If they have scientific excellence on their side, these companies also need funds to develop the hardware that will support their ideas. However, here again, the landscape has changed over the past five years, with the establishment of an investor ecosystem. the investment fund quantization, supported by Audacia, was launched in 2018, with the aim of supporting quantum startups. Since its creation, the fund has invested in around twenty companies around the world, including the French Pasqal and Quandela, with tickets ranging from a few tens of thousands to several million euros. A second fund, dedicated to high-growth structures, will be launched in September, with the aim of investing between 10 and 50 million euros in each targeted company.
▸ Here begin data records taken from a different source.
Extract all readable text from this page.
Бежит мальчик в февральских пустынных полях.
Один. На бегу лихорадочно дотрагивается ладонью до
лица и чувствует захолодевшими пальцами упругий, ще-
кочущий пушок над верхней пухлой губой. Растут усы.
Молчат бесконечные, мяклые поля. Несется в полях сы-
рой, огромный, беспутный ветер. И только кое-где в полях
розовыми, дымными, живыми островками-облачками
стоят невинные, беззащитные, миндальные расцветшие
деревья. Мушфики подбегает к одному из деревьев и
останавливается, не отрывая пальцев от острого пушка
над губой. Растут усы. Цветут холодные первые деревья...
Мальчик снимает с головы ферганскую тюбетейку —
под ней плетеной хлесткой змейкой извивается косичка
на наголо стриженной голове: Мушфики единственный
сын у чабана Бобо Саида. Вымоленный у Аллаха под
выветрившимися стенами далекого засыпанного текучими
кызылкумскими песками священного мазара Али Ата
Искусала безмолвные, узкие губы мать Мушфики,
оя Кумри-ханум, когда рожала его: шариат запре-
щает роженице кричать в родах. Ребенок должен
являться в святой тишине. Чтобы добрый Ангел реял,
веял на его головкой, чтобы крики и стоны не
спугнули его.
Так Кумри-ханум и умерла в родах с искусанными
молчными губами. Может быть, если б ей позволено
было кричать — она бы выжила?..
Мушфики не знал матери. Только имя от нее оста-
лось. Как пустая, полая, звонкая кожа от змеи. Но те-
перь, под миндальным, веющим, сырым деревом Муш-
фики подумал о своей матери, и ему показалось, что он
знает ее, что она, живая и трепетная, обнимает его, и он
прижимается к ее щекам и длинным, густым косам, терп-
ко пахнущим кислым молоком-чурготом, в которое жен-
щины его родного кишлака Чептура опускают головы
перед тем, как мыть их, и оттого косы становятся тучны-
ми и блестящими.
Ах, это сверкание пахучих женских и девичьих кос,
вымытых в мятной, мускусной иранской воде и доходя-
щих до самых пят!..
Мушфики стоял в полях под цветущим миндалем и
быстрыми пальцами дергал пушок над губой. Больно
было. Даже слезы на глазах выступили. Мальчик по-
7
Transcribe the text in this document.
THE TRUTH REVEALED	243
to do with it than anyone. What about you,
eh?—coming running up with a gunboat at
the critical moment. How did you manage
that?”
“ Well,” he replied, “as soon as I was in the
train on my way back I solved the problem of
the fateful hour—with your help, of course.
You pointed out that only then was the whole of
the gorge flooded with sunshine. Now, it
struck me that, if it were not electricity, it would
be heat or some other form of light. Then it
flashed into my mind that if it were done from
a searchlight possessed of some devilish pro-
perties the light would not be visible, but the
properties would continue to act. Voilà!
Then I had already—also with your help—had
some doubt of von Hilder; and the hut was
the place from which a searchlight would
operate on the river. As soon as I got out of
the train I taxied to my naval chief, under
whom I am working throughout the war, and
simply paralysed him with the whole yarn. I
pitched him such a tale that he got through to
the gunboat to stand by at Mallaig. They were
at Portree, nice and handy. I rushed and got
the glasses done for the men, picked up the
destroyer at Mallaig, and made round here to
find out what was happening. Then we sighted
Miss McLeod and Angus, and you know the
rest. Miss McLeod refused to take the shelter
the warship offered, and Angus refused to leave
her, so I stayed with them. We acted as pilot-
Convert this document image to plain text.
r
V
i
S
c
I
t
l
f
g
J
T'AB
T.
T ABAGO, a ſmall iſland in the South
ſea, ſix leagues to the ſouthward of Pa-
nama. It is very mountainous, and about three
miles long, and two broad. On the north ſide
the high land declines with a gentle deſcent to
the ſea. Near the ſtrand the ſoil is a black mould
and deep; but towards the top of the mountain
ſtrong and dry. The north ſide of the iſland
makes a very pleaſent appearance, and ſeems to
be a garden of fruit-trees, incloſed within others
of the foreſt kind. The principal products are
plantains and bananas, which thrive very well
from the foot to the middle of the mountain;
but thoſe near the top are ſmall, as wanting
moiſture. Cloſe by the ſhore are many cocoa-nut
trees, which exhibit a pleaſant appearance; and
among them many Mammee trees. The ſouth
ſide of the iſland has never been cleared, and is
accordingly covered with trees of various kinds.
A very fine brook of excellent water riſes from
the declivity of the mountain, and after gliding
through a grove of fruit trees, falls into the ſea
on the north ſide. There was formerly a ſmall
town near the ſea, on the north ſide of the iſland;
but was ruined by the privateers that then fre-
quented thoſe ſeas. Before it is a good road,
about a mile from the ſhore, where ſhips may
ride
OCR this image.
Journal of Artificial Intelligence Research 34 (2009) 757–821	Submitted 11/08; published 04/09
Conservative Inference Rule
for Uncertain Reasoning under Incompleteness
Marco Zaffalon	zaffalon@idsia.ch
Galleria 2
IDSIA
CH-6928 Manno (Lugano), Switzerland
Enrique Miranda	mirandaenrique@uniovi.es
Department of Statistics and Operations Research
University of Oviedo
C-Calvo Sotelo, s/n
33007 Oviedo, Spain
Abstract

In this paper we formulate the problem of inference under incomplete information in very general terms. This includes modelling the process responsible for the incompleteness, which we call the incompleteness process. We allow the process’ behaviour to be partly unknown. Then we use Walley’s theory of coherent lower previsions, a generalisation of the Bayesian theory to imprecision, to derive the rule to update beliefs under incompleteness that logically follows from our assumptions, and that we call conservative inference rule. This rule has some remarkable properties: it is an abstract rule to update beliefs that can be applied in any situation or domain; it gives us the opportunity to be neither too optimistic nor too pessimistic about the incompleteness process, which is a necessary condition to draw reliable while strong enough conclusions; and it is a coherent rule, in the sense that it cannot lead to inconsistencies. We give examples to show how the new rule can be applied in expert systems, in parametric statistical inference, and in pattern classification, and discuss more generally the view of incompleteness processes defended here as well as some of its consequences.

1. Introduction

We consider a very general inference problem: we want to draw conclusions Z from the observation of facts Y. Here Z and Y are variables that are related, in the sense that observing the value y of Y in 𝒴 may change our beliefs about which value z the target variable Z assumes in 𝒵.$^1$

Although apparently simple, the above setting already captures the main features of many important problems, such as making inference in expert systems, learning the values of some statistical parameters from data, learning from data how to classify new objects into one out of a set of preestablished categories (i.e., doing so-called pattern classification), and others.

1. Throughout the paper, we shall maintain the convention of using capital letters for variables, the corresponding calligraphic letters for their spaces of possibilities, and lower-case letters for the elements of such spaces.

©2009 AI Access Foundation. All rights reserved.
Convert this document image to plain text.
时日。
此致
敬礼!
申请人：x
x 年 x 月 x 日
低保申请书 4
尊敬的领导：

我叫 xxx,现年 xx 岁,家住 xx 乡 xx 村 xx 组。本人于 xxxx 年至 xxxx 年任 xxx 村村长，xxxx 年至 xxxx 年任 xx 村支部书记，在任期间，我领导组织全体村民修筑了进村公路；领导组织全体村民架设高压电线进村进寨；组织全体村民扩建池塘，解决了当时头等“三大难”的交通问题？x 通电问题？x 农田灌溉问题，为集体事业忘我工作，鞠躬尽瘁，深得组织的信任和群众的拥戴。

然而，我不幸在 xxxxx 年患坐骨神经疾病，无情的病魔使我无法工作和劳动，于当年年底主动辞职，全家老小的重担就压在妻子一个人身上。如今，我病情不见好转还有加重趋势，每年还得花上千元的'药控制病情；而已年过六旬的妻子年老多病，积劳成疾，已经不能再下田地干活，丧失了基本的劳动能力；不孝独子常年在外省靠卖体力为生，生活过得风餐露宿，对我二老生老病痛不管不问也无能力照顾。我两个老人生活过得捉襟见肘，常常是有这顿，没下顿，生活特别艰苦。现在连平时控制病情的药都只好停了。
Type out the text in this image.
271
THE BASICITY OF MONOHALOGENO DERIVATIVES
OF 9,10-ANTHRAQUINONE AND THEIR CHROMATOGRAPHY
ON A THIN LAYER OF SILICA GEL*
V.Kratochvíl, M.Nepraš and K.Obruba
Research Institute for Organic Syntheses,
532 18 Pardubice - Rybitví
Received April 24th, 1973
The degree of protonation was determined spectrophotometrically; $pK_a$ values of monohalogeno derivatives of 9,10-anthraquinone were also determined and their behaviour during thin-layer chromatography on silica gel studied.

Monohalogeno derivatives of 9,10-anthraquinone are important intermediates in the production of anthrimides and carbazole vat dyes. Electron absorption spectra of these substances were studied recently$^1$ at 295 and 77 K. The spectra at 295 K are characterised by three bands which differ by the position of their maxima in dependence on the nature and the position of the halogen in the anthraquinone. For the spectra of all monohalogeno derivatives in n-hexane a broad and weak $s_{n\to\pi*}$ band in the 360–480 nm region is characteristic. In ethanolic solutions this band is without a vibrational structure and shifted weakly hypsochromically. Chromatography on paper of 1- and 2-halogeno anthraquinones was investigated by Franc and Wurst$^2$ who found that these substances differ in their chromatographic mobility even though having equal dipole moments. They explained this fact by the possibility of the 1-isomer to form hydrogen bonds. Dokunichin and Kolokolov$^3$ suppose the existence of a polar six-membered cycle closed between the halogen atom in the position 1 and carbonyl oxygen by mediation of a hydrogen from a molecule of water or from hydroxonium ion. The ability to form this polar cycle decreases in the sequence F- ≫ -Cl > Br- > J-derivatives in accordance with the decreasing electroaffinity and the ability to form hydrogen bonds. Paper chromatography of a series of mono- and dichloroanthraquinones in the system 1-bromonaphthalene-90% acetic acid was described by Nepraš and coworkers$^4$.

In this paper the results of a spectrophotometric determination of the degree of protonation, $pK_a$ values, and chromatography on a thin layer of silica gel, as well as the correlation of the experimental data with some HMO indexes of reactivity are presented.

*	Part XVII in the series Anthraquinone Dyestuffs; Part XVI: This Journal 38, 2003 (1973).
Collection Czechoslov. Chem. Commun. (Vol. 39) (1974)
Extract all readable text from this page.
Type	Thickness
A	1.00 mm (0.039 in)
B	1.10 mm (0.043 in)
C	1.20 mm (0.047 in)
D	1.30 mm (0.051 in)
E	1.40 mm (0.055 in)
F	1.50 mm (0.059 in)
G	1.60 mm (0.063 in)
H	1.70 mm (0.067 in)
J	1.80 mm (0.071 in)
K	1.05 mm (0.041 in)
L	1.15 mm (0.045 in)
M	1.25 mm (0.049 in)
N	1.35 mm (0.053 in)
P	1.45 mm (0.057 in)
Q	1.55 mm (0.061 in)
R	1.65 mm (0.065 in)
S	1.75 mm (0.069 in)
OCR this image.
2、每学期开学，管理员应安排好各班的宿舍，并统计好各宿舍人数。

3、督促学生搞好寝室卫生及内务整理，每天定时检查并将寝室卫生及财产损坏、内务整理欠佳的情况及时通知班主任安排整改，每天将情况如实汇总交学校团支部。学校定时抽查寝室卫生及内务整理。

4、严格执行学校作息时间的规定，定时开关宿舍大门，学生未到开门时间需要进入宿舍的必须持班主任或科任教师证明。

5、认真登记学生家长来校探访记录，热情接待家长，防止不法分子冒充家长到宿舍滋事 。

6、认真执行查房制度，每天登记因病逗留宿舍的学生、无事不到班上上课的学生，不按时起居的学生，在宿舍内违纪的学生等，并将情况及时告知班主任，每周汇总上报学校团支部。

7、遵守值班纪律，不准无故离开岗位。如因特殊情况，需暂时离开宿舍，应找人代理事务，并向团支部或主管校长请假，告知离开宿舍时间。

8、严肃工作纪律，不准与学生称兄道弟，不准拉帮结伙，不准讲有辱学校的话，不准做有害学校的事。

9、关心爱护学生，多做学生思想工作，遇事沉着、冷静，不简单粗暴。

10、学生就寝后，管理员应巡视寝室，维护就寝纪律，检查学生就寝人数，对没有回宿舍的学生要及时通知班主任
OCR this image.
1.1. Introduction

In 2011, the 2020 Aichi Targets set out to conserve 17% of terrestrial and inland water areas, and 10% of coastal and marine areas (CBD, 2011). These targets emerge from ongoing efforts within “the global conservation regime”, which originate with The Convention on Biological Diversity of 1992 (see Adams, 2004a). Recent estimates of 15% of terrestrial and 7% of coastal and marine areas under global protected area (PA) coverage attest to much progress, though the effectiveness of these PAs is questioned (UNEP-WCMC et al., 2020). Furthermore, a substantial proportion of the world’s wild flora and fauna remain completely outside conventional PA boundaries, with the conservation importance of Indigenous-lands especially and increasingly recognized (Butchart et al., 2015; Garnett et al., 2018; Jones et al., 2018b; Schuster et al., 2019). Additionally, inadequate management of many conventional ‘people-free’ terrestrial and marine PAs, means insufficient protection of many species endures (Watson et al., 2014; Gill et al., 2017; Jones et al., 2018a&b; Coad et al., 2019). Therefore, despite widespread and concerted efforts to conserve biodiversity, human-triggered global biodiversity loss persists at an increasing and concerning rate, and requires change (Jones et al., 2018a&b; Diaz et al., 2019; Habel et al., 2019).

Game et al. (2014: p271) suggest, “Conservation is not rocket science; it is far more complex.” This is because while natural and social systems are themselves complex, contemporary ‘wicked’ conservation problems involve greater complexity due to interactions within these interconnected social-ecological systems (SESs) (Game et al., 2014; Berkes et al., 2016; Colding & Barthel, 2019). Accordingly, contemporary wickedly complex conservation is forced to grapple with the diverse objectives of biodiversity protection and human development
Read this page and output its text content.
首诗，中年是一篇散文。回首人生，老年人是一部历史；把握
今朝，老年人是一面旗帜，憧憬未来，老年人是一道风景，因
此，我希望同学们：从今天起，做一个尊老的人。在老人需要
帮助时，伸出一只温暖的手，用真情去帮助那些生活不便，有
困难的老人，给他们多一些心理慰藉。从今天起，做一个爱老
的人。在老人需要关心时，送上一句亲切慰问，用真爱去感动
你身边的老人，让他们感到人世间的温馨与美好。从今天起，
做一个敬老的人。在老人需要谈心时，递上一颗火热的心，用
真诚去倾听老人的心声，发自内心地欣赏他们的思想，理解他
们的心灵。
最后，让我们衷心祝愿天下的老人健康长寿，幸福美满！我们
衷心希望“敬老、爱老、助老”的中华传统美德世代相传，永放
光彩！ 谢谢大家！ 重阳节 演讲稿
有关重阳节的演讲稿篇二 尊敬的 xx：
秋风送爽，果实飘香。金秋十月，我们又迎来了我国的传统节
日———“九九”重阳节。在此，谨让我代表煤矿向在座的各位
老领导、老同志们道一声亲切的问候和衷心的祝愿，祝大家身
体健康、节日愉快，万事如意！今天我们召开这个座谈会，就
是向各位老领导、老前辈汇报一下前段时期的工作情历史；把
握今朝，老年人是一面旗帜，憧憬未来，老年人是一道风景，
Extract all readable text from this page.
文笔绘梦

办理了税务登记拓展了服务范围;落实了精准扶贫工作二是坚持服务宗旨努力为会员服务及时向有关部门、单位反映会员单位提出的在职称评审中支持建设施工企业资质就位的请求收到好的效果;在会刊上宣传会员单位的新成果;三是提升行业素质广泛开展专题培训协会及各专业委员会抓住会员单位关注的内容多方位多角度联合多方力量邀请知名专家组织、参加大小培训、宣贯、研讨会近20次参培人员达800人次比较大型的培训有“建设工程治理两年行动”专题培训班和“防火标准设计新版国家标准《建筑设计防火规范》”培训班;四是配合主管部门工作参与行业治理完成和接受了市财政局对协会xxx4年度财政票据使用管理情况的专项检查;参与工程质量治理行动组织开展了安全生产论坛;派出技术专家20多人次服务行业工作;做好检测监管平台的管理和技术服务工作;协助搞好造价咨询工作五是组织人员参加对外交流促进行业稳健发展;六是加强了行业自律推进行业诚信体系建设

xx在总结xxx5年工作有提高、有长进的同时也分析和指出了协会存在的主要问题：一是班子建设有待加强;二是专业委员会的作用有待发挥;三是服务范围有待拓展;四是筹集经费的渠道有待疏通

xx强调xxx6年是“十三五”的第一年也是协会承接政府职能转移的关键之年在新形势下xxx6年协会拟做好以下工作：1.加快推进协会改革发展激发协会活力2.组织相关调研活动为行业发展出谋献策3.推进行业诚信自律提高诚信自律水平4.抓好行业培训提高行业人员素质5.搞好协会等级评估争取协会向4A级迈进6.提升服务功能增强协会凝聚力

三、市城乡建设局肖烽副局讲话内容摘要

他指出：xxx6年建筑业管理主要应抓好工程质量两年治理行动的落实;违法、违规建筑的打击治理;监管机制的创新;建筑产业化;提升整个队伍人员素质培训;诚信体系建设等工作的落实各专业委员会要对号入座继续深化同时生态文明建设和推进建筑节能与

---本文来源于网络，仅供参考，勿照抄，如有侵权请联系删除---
“We already have direct applications in finance to evaluate financial models or improve solvency scores”

Another financial player on the circuit: BPI. “Quantum is a deep technology ecosystem, with high capital intensity and extremely long cycles, which counts on the world of fundamental research to start its transition to commercial applications. BPI France’s role is to enable and accelerate this transition”, explains Adrien Muller, Investment Director at BPI France. With the ambition to create a quantum simulator for industrialists, C12 is one of the start-ups in which Bpifrance has invested. “BPI entered our capital from the start-up phase and since then we have been able to benefit from its support, namely in terms of communication and marketing”, summarizes Juliette Ginies.

Government support is also expressed in the form of the Quantum Plan, a €1.8bn investment program launched by Emmanuel Macron in January 2021. “It is a great signal for the entire sector,” says Jean-Gabriel Boinot, director from Quantonation. “However, that money should go to the labs to fund risky projects, not replace resources that would have been invested by big companies anyway.”

Apps that are already making money

Investing in quantum is a risky, long-term gamble, as the technology requires large investments and is not yet mature. However, monetizable apps designed in France are already starting to appear. “pascal can already use matrices of neutral atoms to solve complex graph problems. This makes it possible to find local optima, with direct applications in finance to evaluate financial models or improve solvency ratios”, argues Jean-Gabriel Boinot. The company is also collaborating with BASF, a German chemical company, to improve the accuracy of its climate. simulations.

In Quandela, quantum computing finds its first uses in engineering and industry. “We support EDF in the modeling of physical systems, mainly in terms of mechanical, electromagnetic or thermal structure”, explains Valérian Gies. “We are also collaborating with Onera, which devotes a lot of computational time to modeling the interior of rocket combustion fields. The goal is to study how the quantum computer can help improve the accuracy of these calculations.”

As for post-quantum cryptography, it is already of interest to many large groups. “The objective is to propose a solution before a quantum computer emerges that is powerful enough and compromises traditional encryption systems”, underlines Florent Grosmaitre, CEO of Cryptonext. “We have a turnkey solution that is based on a suite of post-quantum cryptography software tools. It allows organizations to migrate their infrastructures to quantum-resistant hybrid solutions. Our solutions are already deployed in pilot projects in the defense and banking industries. , both in Europe and the United States.” It is easy to understand that the matter is strategic for these actors.